Despite being 20 spots higher in the RPI than their opponents, the Hoyas aren’t hosting their first round NCAA matchup against the Demon Deacons. As a result, Georgetown will likely travel for every game they play in this year’s tournament.
“In soccer, they only really protect the top 16 seeds. After that, then they’re bound by two constraints: one of them is, you cannot have conference teams play in the first two rounds, and the second one is a 400 mile radius,” Georgetown head coach Dave Nolan said. “None of the teams south of us won their conference tournament like Richmond, JMU, or William and Mary, or they would have been going to Wake Forest, so that left them with four ACC schools in North Carolina needing teams to play: We were the closest.”
Wake Forest hasn’t qualified for the tournament since 2013 when Hoyas assistant coach Kristen Meier still played for the ACC team. This year’s Wake team has gotten results against three ranked programs, likely the reason, according to Nolan, that it will host the matchup as Georgetown was held scoreless against ranked opposition until the Big East final. Coupled with the notorious difficulty of succeeding in the ACC, it’s a stauncher test than Nolan would have liked to open his team’s tournament campaign.

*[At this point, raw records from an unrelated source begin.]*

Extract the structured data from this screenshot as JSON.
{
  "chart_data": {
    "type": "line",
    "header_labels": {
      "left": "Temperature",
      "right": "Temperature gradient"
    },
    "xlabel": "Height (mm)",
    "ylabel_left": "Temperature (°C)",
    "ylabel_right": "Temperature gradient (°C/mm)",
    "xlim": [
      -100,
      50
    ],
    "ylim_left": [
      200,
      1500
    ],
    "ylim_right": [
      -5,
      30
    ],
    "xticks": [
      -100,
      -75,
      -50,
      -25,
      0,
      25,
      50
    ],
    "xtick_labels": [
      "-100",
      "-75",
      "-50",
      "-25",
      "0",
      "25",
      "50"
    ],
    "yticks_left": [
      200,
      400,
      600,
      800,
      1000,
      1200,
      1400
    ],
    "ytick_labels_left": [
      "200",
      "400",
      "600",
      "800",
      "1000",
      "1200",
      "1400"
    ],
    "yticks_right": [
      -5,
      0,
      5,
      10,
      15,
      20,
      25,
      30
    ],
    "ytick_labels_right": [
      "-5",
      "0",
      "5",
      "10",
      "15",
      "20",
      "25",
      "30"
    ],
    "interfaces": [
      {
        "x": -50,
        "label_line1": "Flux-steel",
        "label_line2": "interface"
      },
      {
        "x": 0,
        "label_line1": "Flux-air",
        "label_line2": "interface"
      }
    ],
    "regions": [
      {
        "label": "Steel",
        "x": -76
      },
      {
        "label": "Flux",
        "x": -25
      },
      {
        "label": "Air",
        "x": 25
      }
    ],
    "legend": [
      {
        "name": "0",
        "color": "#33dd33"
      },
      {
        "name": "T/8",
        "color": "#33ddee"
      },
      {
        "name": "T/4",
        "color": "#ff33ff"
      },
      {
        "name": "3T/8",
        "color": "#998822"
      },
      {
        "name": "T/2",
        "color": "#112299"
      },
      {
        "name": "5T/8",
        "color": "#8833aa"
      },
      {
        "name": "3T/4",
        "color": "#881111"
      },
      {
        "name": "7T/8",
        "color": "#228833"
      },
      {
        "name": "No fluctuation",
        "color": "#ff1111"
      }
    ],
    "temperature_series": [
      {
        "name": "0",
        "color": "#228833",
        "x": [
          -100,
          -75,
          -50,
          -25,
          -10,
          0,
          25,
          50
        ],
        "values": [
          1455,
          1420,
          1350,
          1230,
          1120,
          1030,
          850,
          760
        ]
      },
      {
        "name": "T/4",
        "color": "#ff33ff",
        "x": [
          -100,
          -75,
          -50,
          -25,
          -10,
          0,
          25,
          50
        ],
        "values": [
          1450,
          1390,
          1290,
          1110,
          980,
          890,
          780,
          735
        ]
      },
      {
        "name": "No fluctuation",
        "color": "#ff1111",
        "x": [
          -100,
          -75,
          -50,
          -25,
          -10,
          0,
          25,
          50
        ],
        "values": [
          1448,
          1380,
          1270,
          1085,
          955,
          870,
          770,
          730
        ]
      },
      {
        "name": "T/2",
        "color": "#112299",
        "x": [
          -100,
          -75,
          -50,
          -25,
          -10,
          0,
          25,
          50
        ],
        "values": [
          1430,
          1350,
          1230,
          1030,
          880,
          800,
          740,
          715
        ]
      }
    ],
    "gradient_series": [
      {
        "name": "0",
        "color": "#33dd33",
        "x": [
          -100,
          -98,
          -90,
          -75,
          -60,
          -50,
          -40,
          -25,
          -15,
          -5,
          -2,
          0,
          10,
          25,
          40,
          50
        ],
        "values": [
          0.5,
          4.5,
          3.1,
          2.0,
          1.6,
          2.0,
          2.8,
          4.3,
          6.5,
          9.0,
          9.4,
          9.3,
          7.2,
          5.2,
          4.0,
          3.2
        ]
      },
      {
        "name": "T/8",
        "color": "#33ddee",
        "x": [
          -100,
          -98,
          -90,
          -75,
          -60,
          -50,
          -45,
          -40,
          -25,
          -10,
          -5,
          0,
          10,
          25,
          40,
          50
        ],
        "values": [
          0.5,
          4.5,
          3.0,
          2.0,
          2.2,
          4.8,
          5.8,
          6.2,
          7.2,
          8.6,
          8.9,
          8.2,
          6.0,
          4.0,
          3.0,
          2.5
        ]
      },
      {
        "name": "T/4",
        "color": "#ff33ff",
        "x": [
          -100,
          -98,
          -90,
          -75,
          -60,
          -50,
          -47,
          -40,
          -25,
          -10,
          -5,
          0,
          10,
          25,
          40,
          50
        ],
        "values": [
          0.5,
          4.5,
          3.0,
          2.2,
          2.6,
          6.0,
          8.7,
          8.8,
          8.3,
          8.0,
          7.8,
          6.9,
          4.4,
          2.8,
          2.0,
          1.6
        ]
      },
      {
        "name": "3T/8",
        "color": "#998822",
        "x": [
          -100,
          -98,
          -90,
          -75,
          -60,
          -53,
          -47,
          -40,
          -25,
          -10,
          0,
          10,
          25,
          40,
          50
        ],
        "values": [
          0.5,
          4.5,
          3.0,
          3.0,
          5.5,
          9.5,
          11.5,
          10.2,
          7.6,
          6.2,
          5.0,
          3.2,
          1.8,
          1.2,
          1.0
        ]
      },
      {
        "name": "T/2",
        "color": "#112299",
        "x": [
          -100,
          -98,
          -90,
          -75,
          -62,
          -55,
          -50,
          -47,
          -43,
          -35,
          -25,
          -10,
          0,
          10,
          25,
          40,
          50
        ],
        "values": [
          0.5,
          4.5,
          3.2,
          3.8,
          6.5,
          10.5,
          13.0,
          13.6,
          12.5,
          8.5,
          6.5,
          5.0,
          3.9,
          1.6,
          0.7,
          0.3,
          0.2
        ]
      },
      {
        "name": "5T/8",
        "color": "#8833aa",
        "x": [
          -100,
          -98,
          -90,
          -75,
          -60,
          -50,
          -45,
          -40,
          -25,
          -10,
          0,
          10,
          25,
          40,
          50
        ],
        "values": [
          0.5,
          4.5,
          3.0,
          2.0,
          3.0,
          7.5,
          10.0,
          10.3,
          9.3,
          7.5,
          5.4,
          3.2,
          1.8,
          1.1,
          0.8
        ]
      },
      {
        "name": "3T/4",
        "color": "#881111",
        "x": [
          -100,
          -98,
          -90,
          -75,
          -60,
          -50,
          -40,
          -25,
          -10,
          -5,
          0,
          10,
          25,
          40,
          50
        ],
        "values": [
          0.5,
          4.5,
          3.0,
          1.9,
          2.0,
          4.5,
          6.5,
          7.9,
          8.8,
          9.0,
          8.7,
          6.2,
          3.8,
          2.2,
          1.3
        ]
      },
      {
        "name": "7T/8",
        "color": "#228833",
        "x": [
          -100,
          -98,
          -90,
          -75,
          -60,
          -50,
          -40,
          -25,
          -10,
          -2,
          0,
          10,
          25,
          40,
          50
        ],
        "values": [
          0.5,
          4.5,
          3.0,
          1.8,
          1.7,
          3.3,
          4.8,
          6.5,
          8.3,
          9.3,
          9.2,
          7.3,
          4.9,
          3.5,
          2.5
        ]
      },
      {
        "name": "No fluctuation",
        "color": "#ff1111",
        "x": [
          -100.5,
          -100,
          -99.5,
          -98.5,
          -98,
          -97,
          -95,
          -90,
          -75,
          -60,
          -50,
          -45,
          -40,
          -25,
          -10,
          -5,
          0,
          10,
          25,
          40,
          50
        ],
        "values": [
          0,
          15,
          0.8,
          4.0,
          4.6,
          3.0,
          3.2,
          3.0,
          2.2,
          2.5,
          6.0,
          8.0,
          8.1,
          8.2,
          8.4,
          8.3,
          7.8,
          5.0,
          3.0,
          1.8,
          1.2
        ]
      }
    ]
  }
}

“They’re very similar to us except they probably don’t have the explosive pace that we have,” Nolan said. “We both would’ve wanted an easier game first time ‘round, but it is what it is.”
The Demon Deacons are led offensively by junior midfielder Bayley Feist, who has tallied eight goals and two assists this season . The Hoyas will look to continue riding senior midfielder Rachel Corboz’ hot hand. Corboz scored three goals and assisted on two more in the Big East tournament and is instrumental in the way the team dictates the pace of play. In their current form, the Hoyas aren’t worried about the need to travel.
“The kids weren’t fazed. When the announcement came out they were like, ‘Oh, we’re playing Wake Forest,’ and their second question was ‘What time do we leave Thursday?’” Nolan said. “Other people, I think, are making a bigger deal out of it than we necessarily are.”